Sotto al grande faggio

E’ il compleanno più strano della mia vita, come immagino lo sarà per tanti altri.

Certo non mi sarei mai aspettata di passarlo in casa senza poter festeggiare con gli amici. Ho compiuto ventinove anni e credo che questo giorno mi rimarrà impresso per sempre. Penso già a quando lo ricorderò tra qualche anno; racconterò di videochiamate senza fine, messaggi da chiunque (probabilmente lo stare in casa fa tornare la memoria), una torta improvvisata e una giornata lenta, lentissima.

Mi sono svegliata e non ho ricevuto alcun regalo. Ho preferito non riceverne nemmeno da chi mi sta vicino, sotto lo stesso tetto. Preferisco festeggiare quando tutto questo sarà terminato, quando tutto sarà più tranquillo, magari con una chiassosa pizzata con gli amici.
Stare in casa non mi dispiace, ma non ci sono molto abituata. Negli ultimi anni, anche durante il mio compleanno, ho sempre lavorato e questo, in quarantena, mi fa un po’ impressione.

Nonostante tutto però, non posso proprio lamentarmi. Ho deciso di prendermela con tranquillità.

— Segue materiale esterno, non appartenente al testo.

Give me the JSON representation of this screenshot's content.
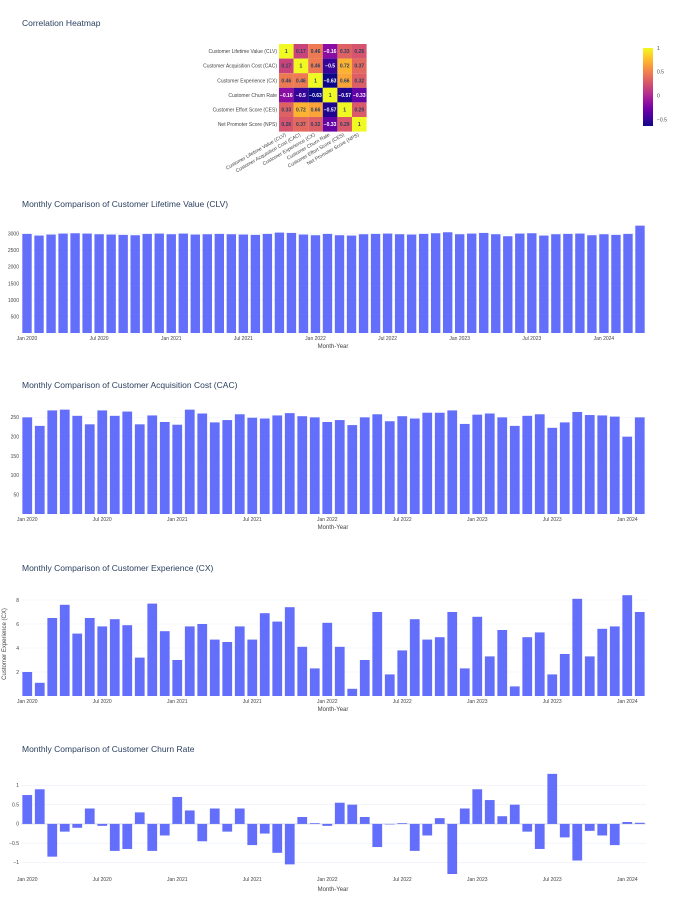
{
  "chart_data": [
    {
      "type": "heatmap",
      "title": "Correlation Heatmap",
      "labels": [
        "Customer Lifetime Value (CLV)",
        "Customer Acquisition Cost (CAC)",
        "Customer Experience (CX)",
        "Customer Churn Rate",
        "Customer Effort Score (CES)",
        "Net Promoter Score (NPS)"
      ],
      "values": [
        [
          1,
          0.17,
          0.46,
          -0.16,
          0.33,
          0.26
        ],
        [
          0.17,
          1,
          0.46,
          -0.5,
          0.72,
          0.37
        ],
        [
          0.46,
          0.46,
          1,
          -0.63,
          0.66,
          0.32
        ],
        [
          -0.16,
          -0.5,
          -0.63,
          1,
          -0.57,
          -0.33
        ],
        [
          0.33,
          0.72,
          0.66,
          -0.57,
          1,
          0.29
        ],
        [
          0.26,
          0.37,
          0.32,
          -0.33,
          0.29,
          1
        ]
      ],
      "display": [
        [
          "1",
          "0.17",
          "0.46",
          "−0.16",
          "0.33",
          "0.26"
        ],
        [
          "0.17",
          "1",
          "0.46",
          "−0.5",
          "0.72",
          "0.37"
        ],
        [
          "0.46",
          "0.46",
          "1",
          "−0.63",
          "0.66",
          "0.32"
        ],
        [
          "−0.16",
          "−0.5",
          "−0.63",
          "1",
          "−0.57",
          "−0.33"
        ],
        [
          "0.33",
          "0.72",
          "0.66",
          "−0.57",
          "1",
          "0.29"
        ],
        [
          "0.26",
          "0.37",
          "0.32",
          "−0.33",
          "0.29",
          "1"
        ]
      ],
      "colorscale": "Plasma",
      "zlim": [
        -0.63,
        1
      ],
      "colorbar_ticks": [
        "1",
        "0.5",
        "0",
        "−0.5"
      ],
      "colorbar_tick_values": [
        1,
        0.5,
        0,
        -0.5
      ]
    },
    {
      "type": "bar",
      "title": "Monthly Comparison of Customer Lifetime Value (CLV)",
      "xlabel": "Month-Year",
      "ylabel": "",
      "color": "#636efa",
      "x_start": "2020-01",
      "x_ticks": [
        "Jan 2020",
        "Jul 2020",
        "Jan 2021",
        "Jul 2021",
        "Jan 2022",
        "Jul 2022",
        "Jan 2023",
        "Jul 2023",
        "Jan 2024"
      ],
      "y_ticks": [
        "3000",
        "2500",
        "2000",
        "1500",
        "1000",
        "500"
      ],
      "y_tick_values": [
        3000,
        2500,
        2000,
        1500,
        1000,
        500
      ],
      "ylim": [
        0,
        3300
      ],
      "values": [
        3000,
        2950,
        2980,
        3010,
        3020,
        3010,
        2990,
        2980,
        2970,
        2960,
        3000,
        3010,
        2990,
        3010,
        2980,
        2990,
        3000,
        2990,
        2980,
        2970,
        3000,
        3040,
        3030,
        2980,
        2960,
        3000,
        2960,
        2950,
        2990,
        3000,
        3010,
        2990,
        2980,
        3000,
        3020,
        3050,
        2990,
        3010,
        3030,
        2990,
        2930,
        3010,
        3020,
        2950,
        2990,
        3000,
        3010,
        2960,
        2990,
        2970,
        3000,
        3250
      ]
    },
    {
      "type": "bar",
      "title": "Monthly Comparison of Customer Acquisition Cost (CAC)",
      "xlabel": "Month-Year",
      "ylabel": "",
      "color": "#636efa",
      "x_start": "2020-01",
      "x_ticks": [
        "Jan 2020",
        "Jul 2020",
        "Jan 2021",
        "Jul 2021",
        "Jan 2022",
        "Jul 2022",
        "Jan 2023",
        "Jul 2023",
        "Jan 2024"
      ],
      "y_ticks": [
        "250",
        "200",
        "150",
        "100",
        "50"
      ],
      "y_tick_values": [
        250,
        200,
        150,
        100,
        50
      ],
      "ylim": [
        0,
        282
      ],
      "values": [
        250,
        228,
        268,
        270,
        254,
        232,
        268,
        254,
        265,
        232,
        255,
        238,
        231,
        270,
        260,
        237,
        243,
        258,
        249,
        247,
        255,
        261,
        253,
        250,
        238,
        243,
        230,
        250,
        258,
        240,
        253,
        247,
        262,
        262,
        268,
        233,
        257,
        260,
        250,
        228,
        254,
        258,
        223,
        237,
        264,
        256,
        255,
        252,
        200,
        250
      ]
    },
    {
      "type": "bar",
      "title": "Monthly Comparison of Customer Experience (CX)",
      "xlabel": "Month-Year",
      "ylabel": "Customer Experience (CX)",
      "color": "#636efa",
      "x_start": "2020-01",
      "x_ticks": [
        "Jan 2020",
        "Jul 2020",
        "Jan 2021",
        "Jul 2021",
        "Jan 2022",
        "Jul 2022",
        "Jan 2023",
        "Jul 2023",
        "Jan 2024"
      ],
      "y_ticks": [
        "8",
        "6",
        "4",
        "2"
      ],
      "y_tick_values": [
        8,
        6,
        4,
        2
      ],
      "ylim": [
        0,
        9
      ],
      "values": [
        2.0,
        1.1,
        6.5,
        7.6,
        5.2,
        6.5,
        5.8,
        6.4,
        5.9,
        3.2,
        7.7,
        5.4,
        3.0,
        5.8,
        6.0,
        4.7,
        4.5,
        5.8,
        4.7,
        6.9,
        6.2,
        7.4,
        4.1,
        2.3,
        6.1,
        4.1,
        0.6,
        3.0,
        7.0,
        1.8,
        3.8,
        6.4,
        4.7,
        4.9,
        7.0,
        2.3,
        6.6,
        3.3,
        5.5,
        0.8,
        4.9,
        5.3,
        1.8,
        3.5,
        8.1,
        3.3,
        5.6,
        5.8,
        8.4,
        7.0
      ]
    },
    {
      "type": "bar",
      "title": "Monthly Comparison of Customer Churn Rate",
      "xlabel": "Month-Year",
      "ylabel": "",
      "color": "#636efa",
      "x_start": "2020-01",
      "x_ticks": [
        "Jan 2020",
        "Jul 2020",
        "Jan 2021",
        "Jul 2021",
        "Jan 2022",
        "Jul 2022",
        "Jan 2023",
        "Jul 2023",
        "Jan 2024"
      ],
      "y_ticks": [
        "1",
        "0.5",
        "0",
        "−0.5",
        "−1"
      ],
      "y_tick_values": [
        1,
        0.5,
        0,
        -0.5,
        -1
      ],
      "ylim": [
        -1.3,
        1.4
      ],
      "values": [
        0.75,
        0.9,
        -0.85,
        -0.2,
        -0.1,
        0.4,
        -0.05,
        -0.7,
        -0.65,
        0.3,
        -0.7,
        -0.3,
        0.7,
        0.35,
        -0.45,
        0.4,
        -0.2,
        0.4,
        -0.55,
        -0.25,
        -0.75,
        -1.05,
        0.18,
        0.02,
        -0.05,
        0.55,
        0.5,
        0.18,
        -0.6,
        0.0,
        0.02,
        -0.7,
        -0.3,
        0.15,
        -1.3,
        0.4,
        0.9,
        0.62,
        0.2,
        0.5,
        -0.2,
        -0.65,
        1.3,
        -0.35,
        -0.95,
        -0.18,
        -0.3,
        -0.55,
        0.05,
        0.03
      ]
    }
  ]
}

Mi sono messa a leggere in giardino l’ultimo libro dell’Allende, che mi hanno regalato a Natale, sotto al vecchio faggio ancora senza foglie.

Su quest’albero ci salivo a leggere da piccola. Ricordo che saltavo sui primi rami robusti, con l’agilità tipica dei bambini, e ci rimanevo per ore, divorando libri su libri. Oggi invece sono qui e non riesco più a salirci, ma credo che sia meraviglioso, in questo compleanno così particolare, sedermi vicino al grande faggio e leggere, pagina dopo pagina, aspettando che tutto questo finisca.